User rating: 5Seven Levers to Influence Decision-Making
One key to success is the ability to influence people's thinking. Whether one is attempting to introduce a major organizational change or convince consumers to switch brands, the ability to change people minds is an important business process.

Howard Gardner, a Harvard psychologist who specializes in cognitive theory, offers us insight into what happens when one changes his or her mind. In order to change someone's mind, Gardner writes, one has to produce a shift in that person's perceptions, codes and the way he or she retains and accesses information.

There are seven levers to change, he says.

1.Reason.
2.Research
3.Resonance
4.Re-descriptions
5.Rewards
6.Real World Events
7.Resistances.

Gardner explores how these levers are employed in six realms.

1.Diverse Groups - such as a nation.
2.Homogeneous Groups - corporations, universities.
3.Culture - Changes effected by art, science or scholarship.
4.Classroom
5.Intimate Gatherings - one-on-one meetings, family gathering.
6.Changes within one's mind.

This book is enlightening and compelling. It offers insights into the methods one can employ to influence others and oneself.

User rating: 5The Art and Science of Deep and Pervasive Mental Surgery
Although many of Gardner's core concepts were first introduced and developed in earlier works, notably in Multiple Intelligences and Frames of Mind (1993) and then Intelligence Reframed (2000), he breaks important new ground when examining the process by which we can change others' minds (assumptions, premises, mindsets, convictions, opinions, etc.) and, of even greater importance, how we can change our own minds wherein resistance to such change can be especially formidable. This is precisely what Jim O'Toole has in mind when discussing "the ideology of comfort and the tyranny of custom" in his brilliant book Leading Change. As Gardner advocates, "One can -- and must -- go through an exercise of deep and pervasive mental surgery with respect to every entrenched view: Define it, understand the reasons for its provenance, point out its weaknesses, and then develop multiple ways of undermining that view and bolstering a more constructive one. In other words, [in italics] search for the resonance and [also in italics] stamp out the resistance." It seems to me imperative that we never underestimate the nature and extent of resistance which results from "the ideology of comfort and the tyranny of custom"

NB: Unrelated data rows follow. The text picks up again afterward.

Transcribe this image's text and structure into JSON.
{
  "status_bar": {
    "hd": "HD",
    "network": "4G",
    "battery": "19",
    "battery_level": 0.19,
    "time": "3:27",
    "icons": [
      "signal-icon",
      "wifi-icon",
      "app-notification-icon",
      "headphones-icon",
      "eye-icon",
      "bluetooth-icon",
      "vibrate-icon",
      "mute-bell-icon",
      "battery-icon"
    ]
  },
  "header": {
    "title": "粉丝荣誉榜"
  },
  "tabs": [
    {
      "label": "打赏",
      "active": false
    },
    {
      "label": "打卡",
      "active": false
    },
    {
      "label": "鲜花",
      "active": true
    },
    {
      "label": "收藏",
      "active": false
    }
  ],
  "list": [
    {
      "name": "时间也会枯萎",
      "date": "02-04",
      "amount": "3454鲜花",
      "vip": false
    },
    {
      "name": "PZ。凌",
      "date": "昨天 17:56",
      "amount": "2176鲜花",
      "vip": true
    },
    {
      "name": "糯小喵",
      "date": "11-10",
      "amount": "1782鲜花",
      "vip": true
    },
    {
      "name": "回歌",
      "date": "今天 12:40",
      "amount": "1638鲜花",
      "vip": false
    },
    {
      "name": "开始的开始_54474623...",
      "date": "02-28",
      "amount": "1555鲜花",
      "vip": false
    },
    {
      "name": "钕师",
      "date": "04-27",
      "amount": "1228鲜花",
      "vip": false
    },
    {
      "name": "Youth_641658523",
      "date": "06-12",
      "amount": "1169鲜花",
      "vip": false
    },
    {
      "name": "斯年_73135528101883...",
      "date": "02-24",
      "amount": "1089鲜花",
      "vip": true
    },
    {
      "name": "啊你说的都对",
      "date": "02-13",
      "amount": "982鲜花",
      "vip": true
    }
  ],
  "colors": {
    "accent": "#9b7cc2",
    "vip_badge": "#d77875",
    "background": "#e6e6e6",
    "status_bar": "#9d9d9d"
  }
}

Gardner identifies seven factors ("sometimes I'll call them levers"), most or all of which may influence a mind change: research (relevant data), resonance (the affective component), redescriptions (mutually reinforcing images of what will result from the change), resources and rewards (perceived cost-benefit relationship), real world events (wars, hurricanes, terrorist attacks, depressions, etc.), and resistances (motivation stimulated by opposition). When we attempt to change our own minds or others' minds, or when they attempt to change theirs or ours, the process of persuasion usually involves concepts, stories, theories, and skills. How we (or others) use logic and/or evidence, for example, is determined by our (or their) age, intelligence, education and training, and experience. Young children who fully understand various fables and fairy tales will probably not understand concepts of gravity, democracy, photosynthesis, and pride. How parents attempt to convince their children to take proper care of their toys is obviously quite different from how the same parents attempt to persuade each other when disagreeing about financial issues. Gardner asserts (and I agree) that over time, people become more resistant to change. Set in their ways, determined to protect their "comfort" and "custom."

From my own perspective, entrenched views tend to fall within one of three categories: Those which remain unchanged by any of the seven factors (or levers), those which are improved (i.e. made "more constructive") by it, and finally, those beyond remediation. Moreover, all entrenched views (like nuggets of cheese) have an unsettling tendency to move around -- or be relocated -- by external forces. Therefore, presumably Gardner agrees with me that what he calls the process of "deep and pervasive mental surgery" should be continuous. Unless and until we understand how and why to change our own minds, it is possible but unlikely that we will be able to change anyone else's.